Two recent stories show how Bernanke and the governor of the Bank of England understand the ongoing budget cuts and what they are doing to ordinary people. From the lede paragraph of yesterday's Politics Daily:
Federal Reserve Chairman Ben Bernanke waded into a heated Washington debate Tuesday when he predicted that federal spending cuts proposed by House Republicans would not damage economic growth to the extent that two recent reports have predicted.
An interesting analysis, considering Moody's claims that the GOP budget would cut 700,000 additional jobs from the economy and Goldman Sachs says it would slow GDP growth by up to 2% in the second and third quarter.
As you may or may not know, the UK Conservative government instigated swathing cuts across the board in spending which have slowed our economic recovery this last quarter. They are using the same excuses as the GOP of profligate spending by both the government and individuals. Cameron is also using austerity as an excuse to privatise every profit making government entity they can and hand off the remainder to charities run by volunteers. This is very much like the Republican drive to break the unions in both the public sector and the schools.
How this plays out in the English MSM is very different however. We do have more liberal newspapers like the Guardian and Independent which carry news about UK Uncut and the student protests. Even more astonishing, Mervyn King, The governor of the Bank of England, advised Parliament yesterday that "The price of this financial crisis is being borne by people who absolutely did not cause it." And the story makes the headlines.
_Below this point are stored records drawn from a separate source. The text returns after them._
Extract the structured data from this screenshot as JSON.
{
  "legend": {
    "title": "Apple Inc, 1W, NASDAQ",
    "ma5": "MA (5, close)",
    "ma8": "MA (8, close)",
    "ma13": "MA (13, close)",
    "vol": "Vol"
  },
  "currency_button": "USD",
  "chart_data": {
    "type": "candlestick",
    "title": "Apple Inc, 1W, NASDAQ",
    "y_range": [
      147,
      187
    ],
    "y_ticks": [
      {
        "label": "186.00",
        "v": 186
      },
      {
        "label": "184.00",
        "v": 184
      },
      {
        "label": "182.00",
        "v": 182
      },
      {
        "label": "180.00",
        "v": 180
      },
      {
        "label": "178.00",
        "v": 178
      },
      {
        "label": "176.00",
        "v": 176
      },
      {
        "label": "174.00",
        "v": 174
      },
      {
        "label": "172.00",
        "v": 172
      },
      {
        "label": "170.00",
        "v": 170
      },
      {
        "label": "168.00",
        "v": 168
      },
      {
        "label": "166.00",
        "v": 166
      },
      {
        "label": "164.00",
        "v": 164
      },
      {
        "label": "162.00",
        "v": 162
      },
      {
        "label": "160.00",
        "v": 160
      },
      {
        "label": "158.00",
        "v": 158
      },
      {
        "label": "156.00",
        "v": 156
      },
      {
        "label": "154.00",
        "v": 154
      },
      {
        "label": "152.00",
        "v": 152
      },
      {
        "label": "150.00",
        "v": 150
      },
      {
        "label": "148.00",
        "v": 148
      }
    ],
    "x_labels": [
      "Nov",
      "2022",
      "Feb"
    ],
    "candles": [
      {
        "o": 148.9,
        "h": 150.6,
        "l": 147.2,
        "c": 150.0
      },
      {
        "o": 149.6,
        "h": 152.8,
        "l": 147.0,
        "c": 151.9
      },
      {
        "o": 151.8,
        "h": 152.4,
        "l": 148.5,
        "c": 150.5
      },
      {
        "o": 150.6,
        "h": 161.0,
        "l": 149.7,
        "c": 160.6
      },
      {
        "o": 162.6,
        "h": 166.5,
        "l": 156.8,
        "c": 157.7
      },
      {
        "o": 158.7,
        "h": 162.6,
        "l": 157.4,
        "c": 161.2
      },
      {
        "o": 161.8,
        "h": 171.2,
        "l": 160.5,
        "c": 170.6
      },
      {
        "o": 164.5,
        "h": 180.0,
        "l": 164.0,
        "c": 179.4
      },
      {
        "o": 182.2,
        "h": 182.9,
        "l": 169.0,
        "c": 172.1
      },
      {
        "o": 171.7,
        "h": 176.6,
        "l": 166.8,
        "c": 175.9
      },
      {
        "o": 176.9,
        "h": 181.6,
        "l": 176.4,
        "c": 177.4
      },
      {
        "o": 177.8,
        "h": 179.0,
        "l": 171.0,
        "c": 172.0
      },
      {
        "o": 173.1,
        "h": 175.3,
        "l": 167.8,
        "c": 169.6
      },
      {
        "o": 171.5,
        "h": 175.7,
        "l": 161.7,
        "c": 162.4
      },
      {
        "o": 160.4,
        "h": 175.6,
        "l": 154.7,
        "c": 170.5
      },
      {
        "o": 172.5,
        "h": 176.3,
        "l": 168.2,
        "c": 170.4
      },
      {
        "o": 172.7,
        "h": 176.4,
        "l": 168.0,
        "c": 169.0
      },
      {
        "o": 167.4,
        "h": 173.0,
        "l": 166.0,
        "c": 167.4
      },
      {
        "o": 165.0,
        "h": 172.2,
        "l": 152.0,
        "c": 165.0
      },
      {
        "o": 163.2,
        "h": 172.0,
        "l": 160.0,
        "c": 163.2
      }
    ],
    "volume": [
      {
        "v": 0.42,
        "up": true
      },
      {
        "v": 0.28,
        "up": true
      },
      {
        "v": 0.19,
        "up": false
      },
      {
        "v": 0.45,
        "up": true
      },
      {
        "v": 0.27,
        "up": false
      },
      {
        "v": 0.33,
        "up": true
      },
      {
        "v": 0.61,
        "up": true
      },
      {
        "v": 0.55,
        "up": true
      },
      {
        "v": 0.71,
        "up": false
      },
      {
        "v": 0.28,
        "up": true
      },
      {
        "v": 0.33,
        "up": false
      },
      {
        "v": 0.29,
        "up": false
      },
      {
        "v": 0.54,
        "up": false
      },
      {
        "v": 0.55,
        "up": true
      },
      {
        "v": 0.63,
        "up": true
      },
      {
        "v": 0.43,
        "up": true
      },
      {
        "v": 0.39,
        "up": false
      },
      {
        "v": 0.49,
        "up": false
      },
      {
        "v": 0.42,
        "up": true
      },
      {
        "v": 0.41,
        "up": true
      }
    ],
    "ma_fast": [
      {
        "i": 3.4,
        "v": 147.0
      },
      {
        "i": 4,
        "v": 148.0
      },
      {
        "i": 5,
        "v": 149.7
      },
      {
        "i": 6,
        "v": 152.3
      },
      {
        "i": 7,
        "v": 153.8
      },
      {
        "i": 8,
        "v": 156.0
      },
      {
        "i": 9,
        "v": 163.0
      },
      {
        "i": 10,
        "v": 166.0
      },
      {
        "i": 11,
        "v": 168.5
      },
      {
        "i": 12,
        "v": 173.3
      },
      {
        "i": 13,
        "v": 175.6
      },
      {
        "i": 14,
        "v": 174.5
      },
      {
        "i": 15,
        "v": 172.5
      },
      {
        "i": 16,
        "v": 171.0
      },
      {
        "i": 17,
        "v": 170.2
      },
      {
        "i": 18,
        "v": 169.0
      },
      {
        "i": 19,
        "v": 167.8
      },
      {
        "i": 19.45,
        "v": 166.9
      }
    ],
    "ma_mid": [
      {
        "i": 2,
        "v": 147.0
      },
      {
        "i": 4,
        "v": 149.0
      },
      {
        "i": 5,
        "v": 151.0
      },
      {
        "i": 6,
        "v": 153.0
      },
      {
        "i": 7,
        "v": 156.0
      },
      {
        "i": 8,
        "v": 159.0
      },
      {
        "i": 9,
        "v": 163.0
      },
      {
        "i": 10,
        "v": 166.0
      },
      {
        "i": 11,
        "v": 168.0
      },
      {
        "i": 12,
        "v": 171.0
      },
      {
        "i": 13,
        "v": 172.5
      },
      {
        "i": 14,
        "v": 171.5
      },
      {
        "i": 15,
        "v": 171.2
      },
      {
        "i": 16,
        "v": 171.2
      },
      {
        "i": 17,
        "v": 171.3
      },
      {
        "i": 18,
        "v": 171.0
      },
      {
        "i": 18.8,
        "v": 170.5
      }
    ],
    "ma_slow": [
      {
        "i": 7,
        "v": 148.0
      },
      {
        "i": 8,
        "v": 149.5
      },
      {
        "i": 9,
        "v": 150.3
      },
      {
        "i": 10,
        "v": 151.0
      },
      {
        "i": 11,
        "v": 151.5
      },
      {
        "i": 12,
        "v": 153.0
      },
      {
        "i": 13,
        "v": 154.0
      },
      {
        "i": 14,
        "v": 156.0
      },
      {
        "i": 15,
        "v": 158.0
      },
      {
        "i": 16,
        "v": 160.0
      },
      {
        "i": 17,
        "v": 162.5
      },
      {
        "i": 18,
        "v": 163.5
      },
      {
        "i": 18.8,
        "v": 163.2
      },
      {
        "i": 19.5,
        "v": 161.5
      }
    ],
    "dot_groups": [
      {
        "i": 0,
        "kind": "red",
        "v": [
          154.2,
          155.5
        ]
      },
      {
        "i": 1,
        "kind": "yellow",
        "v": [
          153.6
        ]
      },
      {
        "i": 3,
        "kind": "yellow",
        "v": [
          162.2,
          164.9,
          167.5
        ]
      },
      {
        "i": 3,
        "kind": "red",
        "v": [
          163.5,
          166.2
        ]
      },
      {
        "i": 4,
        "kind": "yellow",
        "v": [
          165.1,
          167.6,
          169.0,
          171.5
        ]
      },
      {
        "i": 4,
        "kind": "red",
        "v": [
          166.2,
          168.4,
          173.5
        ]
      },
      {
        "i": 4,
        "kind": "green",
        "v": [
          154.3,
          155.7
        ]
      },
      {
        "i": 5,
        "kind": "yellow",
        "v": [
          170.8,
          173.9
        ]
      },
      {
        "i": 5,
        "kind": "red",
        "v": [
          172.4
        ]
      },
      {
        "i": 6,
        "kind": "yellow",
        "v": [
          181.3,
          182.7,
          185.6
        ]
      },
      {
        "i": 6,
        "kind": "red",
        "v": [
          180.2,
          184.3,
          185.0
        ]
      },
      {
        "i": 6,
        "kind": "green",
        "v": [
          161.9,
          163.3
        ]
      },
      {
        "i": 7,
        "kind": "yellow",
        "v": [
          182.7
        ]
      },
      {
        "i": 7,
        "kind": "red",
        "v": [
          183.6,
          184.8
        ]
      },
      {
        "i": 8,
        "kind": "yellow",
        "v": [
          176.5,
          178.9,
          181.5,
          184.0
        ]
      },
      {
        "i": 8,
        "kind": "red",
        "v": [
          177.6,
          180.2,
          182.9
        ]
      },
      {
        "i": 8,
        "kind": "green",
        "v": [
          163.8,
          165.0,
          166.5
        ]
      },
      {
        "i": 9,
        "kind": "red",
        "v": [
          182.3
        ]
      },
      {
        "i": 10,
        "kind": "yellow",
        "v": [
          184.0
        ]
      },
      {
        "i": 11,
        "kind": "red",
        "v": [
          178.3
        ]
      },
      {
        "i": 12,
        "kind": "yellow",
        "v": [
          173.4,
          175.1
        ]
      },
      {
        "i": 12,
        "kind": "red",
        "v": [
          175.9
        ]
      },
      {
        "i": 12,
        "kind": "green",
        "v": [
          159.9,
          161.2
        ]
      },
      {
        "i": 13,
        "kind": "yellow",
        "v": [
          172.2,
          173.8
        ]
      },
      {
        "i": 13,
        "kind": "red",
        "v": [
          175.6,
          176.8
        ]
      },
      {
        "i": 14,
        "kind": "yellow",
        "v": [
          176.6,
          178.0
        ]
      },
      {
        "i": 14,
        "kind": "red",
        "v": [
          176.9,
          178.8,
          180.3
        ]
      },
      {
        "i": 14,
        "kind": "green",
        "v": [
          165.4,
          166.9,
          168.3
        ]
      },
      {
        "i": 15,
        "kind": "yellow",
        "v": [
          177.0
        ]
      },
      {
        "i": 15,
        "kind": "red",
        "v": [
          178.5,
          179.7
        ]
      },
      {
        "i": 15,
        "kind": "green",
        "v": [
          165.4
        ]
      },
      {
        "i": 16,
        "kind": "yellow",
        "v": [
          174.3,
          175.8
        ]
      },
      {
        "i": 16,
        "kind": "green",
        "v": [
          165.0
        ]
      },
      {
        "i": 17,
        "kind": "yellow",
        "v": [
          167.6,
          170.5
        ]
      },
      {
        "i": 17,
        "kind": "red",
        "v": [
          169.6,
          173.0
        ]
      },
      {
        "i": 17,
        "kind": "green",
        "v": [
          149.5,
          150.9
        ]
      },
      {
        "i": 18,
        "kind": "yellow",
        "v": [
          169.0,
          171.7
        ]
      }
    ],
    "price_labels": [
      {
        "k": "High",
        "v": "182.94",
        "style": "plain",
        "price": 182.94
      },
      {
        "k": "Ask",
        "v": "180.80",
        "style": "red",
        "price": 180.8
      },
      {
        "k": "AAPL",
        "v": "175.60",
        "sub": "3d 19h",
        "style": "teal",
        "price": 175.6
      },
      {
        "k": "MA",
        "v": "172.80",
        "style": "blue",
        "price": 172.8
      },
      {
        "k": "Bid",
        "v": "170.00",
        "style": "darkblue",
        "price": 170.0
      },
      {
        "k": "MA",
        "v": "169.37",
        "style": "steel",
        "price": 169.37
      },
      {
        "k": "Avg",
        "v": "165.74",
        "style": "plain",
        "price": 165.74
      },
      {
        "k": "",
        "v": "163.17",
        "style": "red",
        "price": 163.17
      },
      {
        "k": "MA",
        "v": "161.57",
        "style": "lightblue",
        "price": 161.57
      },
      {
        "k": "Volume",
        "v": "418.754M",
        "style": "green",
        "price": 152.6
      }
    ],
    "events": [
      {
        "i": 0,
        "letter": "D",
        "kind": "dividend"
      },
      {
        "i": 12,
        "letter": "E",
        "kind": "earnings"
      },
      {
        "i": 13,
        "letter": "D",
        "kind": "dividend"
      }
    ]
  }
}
The lede paragraphs here state:
Mervyn King has risked reopening the bitter argument over blame for the financial crisis by saying that government spending cuts are the fault of the City and expressing surprise there has not been more public anger.
The governor of the Bank of England said that people made unemployed and businesses bankrupted during the crisis had every reason to be resentful and voice their protest. He told the Treasury select committee that the billions spent bailing out the banks and the need for public spending cuts were the fault of the financial services sector.
King elaborates saying that living standards here have taken a permanent hit from the recession saying, "The research makes it clear that the impact of these crises lasts for many years. It is not like an ordinary recession, where you lose output and get it back quickly. We may not get the lost output back for very many years, if ever."
At least King has placed the blame for budget cuts and the ensuing pain exactly where it belongs: on the backs of the people who profited by it. Bernanke on the other hand seems to think that cuts will only hurt the little people, and by implication that hurting the little people is just fine. "It would of course have the effect of reducing growth on the margins certainly," he said. "It would have a negative impact, but 2 percent? I'd like to see their analysis. It seems like a somewhat big number relative to the size of the cut."